Niqab ruling in Quebec shows shred of sanity

Here's hoping Quebec's human rights commission agrees and that the rest of Canada follows Quebec's lead.

Burqa interdite




By Licia Corbella, Calgary Herald, March 20, 2010 - On Tuesday something remarkable happened. A human rights commission actually made a good decision.
Quebec's human rights commission ruled that niqab-and burka-wearing women must uncover their faces to apply for a medicare card and cannot insist on being served by a woman.
Salam Elmenyawi, chairperson of Montreal's Muslim Council, told the Montreal Gazette that the commission's stance was fair, but his reasonings for saying so are troubling.
"In any Muslim state, a woman has to remove the face panel (in circumstances like voting or obtaining government services). I don't see this as a rejection," he said.
With all due respect to Elmenyawi, why on earth would Canadians fashion our society after what's done in any Muslim state? This is Canada, and we have our own customs, traditions and laws that include gender equality. Most Canadians don't want our country to emulate Muslim countries, which are, according to human rights NGOs like Freedom House and Amnesty International, among the most repressive countries in the world, particularly to women.
Marc-Andre Dowd, vice-chairperson of the Quebec Human Rights Commission said: "It is not a significant infringement of freedom of religion" for a woman to uncover her face for the short time required for a clerk to confirm her identity. Alas, some common sense.
Dowd added: "One cannot choose the gender of the employee serving us." In other words, it's not OK to discriminate against men. En fin! And discrimination against men is what took place in another face-covering brouhaha recently in Montreal. Naema Ahmed has lodged a complaint with the Quebec Human Rights Commission stating she was kicked out of a French class in Montreal because she was wearing a niqab.
Tarek Fatah, founder of the Muslim Canadian Congress, congratulated the commission for standing up for Canadian values and hopes it will do so again in Ahmed's complaint.
Fatah points out that news stories that claim Ahmed was kicked out of French classes for new immigrants because she was wearing the niqab are not entirely correct.
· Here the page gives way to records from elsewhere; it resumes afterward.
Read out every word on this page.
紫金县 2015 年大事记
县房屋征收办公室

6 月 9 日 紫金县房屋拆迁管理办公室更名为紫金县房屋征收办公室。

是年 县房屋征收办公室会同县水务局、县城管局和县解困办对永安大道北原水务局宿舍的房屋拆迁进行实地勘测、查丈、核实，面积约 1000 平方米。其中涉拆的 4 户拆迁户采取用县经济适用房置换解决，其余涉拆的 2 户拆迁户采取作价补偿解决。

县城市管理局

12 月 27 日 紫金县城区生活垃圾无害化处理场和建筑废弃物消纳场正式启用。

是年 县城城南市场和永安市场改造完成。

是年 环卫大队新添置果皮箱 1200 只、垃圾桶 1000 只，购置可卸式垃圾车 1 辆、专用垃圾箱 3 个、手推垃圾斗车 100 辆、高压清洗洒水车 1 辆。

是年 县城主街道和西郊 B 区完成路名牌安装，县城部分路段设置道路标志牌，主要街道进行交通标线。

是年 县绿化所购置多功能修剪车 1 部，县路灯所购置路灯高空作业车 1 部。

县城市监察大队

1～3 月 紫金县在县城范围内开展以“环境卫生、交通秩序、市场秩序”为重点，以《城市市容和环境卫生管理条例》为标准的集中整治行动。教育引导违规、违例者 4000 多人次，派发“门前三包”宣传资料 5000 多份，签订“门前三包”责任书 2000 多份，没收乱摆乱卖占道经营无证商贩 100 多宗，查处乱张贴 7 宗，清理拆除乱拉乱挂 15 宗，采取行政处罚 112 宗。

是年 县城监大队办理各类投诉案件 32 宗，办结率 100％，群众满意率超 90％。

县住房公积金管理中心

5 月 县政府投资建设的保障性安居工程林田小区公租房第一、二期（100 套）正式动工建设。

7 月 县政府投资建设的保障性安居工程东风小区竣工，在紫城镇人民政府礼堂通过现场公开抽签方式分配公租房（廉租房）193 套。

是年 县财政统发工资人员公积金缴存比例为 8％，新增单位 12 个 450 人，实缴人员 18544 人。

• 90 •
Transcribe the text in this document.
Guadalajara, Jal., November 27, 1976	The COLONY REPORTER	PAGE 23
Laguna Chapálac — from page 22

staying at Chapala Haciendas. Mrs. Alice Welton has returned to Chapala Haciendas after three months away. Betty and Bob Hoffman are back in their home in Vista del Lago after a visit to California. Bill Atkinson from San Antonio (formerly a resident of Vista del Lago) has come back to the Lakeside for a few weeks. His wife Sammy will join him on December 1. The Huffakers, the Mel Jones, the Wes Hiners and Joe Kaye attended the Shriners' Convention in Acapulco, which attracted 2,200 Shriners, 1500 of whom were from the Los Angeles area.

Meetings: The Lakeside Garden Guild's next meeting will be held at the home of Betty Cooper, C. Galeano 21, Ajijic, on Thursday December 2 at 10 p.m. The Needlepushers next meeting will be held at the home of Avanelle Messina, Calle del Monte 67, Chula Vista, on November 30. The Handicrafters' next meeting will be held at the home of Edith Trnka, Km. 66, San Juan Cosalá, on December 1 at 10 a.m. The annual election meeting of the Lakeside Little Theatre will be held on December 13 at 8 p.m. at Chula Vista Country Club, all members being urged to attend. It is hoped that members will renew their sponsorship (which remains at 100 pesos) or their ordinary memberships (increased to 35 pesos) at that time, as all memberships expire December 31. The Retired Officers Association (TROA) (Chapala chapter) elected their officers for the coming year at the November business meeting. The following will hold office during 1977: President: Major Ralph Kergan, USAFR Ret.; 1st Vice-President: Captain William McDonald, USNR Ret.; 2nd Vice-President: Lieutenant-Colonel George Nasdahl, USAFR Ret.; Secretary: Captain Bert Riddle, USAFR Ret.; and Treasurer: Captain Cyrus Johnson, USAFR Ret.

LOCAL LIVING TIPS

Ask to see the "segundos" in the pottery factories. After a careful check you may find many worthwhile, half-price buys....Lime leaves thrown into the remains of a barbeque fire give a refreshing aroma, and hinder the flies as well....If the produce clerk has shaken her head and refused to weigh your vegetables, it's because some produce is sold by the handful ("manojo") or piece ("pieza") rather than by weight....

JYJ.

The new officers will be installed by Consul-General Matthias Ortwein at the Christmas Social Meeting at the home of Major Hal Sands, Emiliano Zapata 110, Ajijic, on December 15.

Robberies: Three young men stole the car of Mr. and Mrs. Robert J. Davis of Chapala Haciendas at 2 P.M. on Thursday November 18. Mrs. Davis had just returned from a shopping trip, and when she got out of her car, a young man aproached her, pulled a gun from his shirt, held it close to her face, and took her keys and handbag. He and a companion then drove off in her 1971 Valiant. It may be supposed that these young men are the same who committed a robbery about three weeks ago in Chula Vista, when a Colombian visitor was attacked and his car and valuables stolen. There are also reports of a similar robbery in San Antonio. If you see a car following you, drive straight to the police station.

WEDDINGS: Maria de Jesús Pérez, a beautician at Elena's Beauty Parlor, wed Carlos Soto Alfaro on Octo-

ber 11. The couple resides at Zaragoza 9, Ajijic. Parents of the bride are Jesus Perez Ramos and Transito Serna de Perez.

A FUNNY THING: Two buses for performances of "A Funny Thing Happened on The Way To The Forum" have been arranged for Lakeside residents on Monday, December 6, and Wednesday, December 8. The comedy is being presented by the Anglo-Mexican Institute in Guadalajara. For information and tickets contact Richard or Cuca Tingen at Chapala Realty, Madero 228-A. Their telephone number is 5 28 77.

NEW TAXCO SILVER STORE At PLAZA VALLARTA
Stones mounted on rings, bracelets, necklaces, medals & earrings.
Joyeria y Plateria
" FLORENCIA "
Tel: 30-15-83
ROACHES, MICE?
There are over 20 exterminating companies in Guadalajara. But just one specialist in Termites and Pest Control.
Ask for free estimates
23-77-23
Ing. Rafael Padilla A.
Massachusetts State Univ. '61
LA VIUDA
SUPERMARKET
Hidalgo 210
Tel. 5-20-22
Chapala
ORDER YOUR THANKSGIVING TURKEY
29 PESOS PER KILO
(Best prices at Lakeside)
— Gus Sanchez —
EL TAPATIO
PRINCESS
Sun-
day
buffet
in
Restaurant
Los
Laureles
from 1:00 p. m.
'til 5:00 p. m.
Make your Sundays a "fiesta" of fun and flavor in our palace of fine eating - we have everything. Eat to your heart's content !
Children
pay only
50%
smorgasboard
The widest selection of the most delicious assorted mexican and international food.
Ahmed, a 29-year-old Egyptian pharmacist, was accepted into two separate college French courses while wearing the veil worn by fundamentalist Muslim women that leaves just a slit for their eyes. What got her kicked out of one of her classes was her unreasonable demands that were discriminatory and insulting toward male students in her classroom.
When she was asked to make a presentation to the class, she insisted that the three male students be forced to look the other way. When that sexist request was denied, Ahmed -- who was, remember, completely covered except for her eyes -- made her presentation facing away from all of her classmates.
"We tried certain arrangements, but the demands just became too great," Paul-Emile Bourque, the principal of one of the schools, told the Globe and Mail.
"In my view, cases like this are done to provoke a clash," states Fatah. "The whole objective is to portray western society as hostile and at war with Islam."
The real irony, however, says Fatah, is that Canadians tend to view women wearing niqabs and burkas as subservient, vulnerable women when, in fact, other than those being forced to wear niqabs by their male family members or because it is mandated in some Muslim countries, many of the women (though not all) who wear them by choice tend to be very fundamentalist, outspoken, "radical haters of the West."
"The doctrine behind niqab (where it is not mandated) is fundamentally anti-West," says Fatah. "It says to the West, 'f--k you'."
How does he know this? "It is well known in Muslim circles," he says. Consider the women in the infamous Khadr family, who wear the niqab. In a CBC documentary, they very openly expressed their contempt for the West and their hope for their male relatives to die martyrs while killing infidels.
Then there are the now exposed e-mails of some of the wives of the so-called Toronto 18, who conspired to blow up Parliament, behead the prime minister and explode enormous bombs in downtown Toronto. Several men have been convicted and pleaded guilty to the charges against them in that case.
Nada Farooq, the wife of Zakaria Amara -- who was sentenced in January to life in prison for his leading role in the plot -- for example, referred to Canada as "this filthy country" and considered adding a clause to her pre-nuptial agreement that would allow her to file for divorce if her husband didn't pursue jihad.
In Egypt, the government has banned women from wearing the niqab at universities because it says the niqab is a symbol of radicalization and fundamentalism tied to al-Qaeda.
Fatah says Quebec's immigration minister, Yolande James, is a hero for saying recently, "There is no ambiguity about this question. If you want to assist at our classes, if you want to integrate into Quebec society, here are our values. We want to see your face."